15min:
THE DETECTION AND ANALYSIS OF THE ION H2D+ IN THE COLD PRE-STELLAR CORE L1544.

E. HERBST, Department of Physics, The Ohio State University, Columbus, OH 43210; P. CASELLI, Osservatorio de Arcetri, Firenze 50125, Italy ; Y. AIKAWA, Department of Earth and Planetary Sciences, Kobe University, Kobe 657-8501, Japan.
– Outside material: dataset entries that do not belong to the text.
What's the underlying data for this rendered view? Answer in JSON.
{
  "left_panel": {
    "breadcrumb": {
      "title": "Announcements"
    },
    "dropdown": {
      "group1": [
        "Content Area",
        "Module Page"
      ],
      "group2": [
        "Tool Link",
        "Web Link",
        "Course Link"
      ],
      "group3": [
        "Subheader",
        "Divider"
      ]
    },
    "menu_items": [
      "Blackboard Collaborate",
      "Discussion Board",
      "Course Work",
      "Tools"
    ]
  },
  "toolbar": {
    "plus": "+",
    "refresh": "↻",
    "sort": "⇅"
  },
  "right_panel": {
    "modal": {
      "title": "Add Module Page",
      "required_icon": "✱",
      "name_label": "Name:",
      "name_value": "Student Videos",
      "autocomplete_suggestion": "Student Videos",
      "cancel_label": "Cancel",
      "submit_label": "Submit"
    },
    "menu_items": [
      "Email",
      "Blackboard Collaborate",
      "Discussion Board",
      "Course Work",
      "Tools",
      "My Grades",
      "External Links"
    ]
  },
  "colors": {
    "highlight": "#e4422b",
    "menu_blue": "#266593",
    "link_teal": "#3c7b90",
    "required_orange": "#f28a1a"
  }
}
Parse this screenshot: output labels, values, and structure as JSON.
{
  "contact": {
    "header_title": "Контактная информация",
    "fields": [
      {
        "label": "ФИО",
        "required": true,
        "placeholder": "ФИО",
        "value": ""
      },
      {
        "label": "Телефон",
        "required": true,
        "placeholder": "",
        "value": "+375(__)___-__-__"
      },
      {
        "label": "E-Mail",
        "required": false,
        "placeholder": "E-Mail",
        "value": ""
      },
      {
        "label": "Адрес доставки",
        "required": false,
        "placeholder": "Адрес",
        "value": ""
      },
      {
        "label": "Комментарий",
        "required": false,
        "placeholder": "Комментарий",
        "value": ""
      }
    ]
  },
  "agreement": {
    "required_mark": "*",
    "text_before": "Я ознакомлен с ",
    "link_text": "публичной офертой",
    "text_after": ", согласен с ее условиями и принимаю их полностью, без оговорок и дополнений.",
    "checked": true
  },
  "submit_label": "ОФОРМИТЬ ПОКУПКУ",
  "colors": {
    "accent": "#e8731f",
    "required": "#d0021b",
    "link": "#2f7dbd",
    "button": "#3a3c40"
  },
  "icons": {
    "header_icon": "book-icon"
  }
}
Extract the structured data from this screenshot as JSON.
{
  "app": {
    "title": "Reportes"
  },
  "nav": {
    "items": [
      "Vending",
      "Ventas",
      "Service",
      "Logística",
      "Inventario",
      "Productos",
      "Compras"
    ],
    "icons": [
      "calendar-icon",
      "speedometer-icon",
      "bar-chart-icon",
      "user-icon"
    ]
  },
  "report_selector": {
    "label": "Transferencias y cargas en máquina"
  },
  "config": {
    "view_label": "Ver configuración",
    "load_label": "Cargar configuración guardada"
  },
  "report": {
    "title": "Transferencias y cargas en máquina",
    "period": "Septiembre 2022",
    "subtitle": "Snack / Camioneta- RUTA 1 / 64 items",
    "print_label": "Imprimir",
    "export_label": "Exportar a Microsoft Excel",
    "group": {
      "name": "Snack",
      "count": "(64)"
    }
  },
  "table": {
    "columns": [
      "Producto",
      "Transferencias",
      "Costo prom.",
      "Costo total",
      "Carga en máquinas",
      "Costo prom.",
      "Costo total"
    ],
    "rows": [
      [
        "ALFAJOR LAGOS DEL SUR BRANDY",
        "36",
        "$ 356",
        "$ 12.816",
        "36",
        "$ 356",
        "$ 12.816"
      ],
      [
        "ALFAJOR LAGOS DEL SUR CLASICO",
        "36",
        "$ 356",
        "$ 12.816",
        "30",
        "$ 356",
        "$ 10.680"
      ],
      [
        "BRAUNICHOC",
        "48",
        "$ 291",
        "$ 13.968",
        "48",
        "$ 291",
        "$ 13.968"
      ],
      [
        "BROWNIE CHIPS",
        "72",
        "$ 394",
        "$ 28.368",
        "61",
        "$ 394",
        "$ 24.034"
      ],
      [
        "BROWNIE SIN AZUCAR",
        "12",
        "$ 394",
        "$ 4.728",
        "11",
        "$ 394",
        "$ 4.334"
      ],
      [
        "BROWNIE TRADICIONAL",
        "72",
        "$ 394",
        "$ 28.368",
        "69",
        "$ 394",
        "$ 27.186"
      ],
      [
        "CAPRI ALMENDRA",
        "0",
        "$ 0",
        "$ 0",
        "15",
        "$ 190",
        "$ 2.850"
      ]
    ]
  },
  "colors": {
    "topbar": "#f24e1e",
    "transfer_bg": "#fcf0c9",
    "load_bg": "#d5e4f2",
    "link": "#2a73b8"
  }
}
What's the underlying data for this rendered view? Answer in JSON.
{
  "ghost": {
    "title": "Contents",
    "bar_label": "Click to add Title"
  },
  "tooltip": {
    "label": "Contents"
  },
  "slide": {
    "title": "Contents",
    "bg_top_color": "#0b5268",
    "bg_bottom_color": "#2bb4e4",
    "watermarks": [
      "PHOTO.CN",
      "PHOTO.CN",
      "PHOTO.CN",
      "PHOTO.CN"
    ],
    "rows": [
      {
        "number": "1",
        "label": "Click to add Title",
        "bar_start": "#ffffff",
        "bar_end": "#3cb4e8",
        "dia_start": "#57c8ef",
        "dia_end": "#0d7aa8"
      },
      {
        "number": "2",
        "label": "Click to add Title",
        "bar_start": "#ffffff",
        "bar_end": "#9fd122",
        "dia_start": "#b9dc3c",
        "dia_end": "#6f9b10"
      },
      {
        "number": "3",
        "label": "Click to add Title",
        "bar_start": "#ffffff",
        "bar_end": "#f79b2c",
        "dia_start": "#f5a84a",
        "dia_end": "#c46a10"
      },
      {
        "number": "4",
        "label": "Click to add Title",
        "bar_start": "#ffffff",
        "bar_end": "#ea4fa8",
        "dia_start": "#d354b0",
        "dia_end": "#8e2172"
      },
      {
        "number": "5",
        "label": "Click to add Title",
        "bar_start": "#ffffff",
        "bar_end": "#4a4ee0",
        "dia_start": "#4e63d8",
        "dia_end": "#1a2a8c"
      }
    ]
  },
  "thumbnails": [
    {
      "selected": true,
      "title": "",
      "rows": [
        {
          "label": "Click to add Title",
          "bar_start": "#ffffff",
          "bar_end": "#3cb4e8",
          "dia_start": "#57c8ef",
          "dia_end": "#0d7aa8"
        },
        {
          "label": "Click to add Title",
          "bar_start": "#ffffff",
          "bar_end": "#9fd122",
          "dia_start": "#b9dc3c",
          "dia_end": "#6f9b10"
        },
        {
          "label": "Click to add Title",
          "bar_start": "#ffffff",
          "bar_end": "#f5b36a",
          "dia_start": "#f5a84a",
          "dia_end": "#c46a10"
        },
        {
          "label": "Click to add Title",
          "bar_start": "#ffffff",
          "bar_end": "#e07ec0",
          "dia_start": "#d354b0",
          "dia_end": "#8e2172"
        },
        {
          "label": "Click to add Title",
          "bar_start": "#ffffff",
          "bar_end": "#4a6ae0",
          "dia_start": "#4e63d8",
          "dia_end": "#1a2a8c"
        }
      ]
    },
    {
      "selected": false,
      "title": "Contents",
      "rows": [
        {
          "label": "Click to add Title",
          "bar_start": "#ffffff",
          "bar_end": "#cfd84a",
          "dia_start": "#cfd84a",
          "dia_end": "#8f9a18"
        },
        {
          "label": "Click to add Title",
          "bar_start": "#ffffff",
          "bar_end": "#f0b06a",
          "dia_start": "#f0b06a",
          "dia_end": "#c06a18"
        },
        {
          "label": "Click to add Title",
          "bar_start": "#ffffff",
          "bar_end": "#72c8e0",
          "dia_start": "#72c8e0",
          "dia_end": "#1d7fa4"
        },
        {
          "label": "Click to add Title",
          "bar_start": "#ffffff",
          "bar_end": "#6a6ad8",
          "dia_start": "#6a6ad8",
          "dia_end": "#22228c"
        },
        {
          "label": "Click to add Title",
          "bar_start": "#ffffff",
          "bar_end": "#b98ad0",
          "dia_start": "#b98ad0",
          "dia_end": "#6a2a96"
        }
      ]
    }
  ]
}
Deuterium fractionation in cold interstellar clouds yields detailed information about the temperature and composition of the object. We have recently run chemical models of objects known as pre-stellar cores (Aikawa et al. submitted), which are collapsing to form stars but are still quite cold (approx.~10 K). The chemical models include deuterium fractionation, which can occur via gas-phase chemistry and chemistry on the surfaces of dust particles. One strong prediction of the models is that the deuterium fractionation should be so strong near the center of pre-stellar cores that the deuterated ion H2D+ can be more abundant than its normal counterpart H3+ despite an elemental deuterium to hydrogen ratio of 10-5. Recent observations on the well-studied pre-stellar core L1544 by Caselli et al. (submitted) show indeed that, towards its center, the abundance of H2D+ is so high that it is most likely the dominant ion in the source. Moreover, the abundance of ortho-H2D+ is probably as high as the para modification despite the low temperature. The predictions and observations imply that molecules heavier than H2 are strongly depleted from the gas phase at the high densities associated with the central core of L1544. This implication is strongly confirmed by recent observations on the depletion of heavy molecules in L1544.